Review what illustrations, characters, and setting, and events are. Students will look at an illustration and tell about the characters, setting, and event depicted. They will also match descriptions to their corresponding illustrations.

Instruction

Students will look at an illustration of students working together in class with the text, "The students are working in groups to complete a story for a Christmas play." They will determine how the characters feel and tell why. They will also look at an illustration of a winter scene with the text, "Sarah, Geanie, and Alex are having fun in the snow." They will tell the setting and describe the details in the illustration that helped them determine it. Next, they will look at illustrations depicting a series of events.

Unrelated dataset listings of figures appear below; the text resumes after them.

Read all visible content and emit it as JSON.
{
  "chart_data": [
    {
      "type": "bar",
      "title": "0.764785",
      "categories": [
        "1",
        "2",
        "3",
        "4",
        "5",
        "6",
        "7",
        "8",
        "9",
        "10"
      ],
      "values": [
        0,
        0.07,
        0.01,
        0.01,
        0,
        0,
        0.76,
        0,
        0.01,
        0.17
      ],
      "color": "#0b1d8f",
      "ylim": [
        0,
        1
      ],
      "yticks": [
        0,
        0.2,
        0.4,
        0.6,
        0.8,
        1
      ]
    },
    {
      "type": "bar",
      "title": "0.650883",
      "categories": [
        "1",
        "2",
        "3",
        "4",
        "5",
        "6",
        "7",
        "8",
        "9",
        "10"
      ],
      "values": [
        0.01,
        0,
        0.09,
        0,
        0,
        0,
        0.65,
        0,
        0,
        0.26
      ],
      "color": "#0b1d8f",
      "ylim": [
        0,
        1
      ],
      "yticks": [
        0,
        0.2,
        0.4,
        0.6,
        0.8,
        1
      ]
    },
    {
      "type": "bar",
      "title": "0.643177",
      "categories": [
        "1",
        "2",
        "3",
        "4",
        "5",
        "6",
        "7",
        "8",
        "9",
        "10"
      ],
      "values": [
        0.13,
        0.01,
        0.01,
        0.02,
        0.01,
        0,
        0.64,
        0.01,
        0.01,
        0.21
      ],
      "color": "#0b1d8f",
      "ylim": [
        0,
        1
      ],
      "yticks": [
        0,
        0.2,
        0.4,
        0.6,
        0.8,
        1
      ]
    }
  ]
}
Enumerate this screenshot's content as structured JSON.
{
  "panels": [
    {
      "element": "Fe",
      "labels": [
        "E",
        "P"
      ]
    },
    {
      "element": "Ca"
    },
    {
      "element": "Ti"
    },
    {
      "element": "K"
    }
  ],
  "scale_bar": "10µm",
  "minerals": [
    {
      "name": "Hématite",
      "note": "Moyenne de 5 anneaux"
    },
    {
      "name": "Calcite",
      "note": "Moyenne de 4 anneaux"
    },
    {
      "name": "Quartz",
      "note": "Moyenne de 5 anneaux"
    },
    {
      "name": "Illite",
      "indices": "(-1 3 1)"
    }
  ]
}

They will answer questions about the character's routine and tell where they found the answer (from the text or the illustration). They will then look at an illustration of a girl playing the recorder and a boy playing the guitar. Students will answer questions about the characters. After that, they will sort illustrations into the categories: character, setting, and event.

Quiz

These ten practice problems ask students to consider the different ways that illustrations can add to our understanding of a story.

Closing

Have students recall what they learned in the lesson. They will look at an illustration of a birthday party and answer questions about the illustration. Lastly, they will spin the wheel to decide what to draw. They will trade their illustrations with a partner and discuss the characters, setting, and events.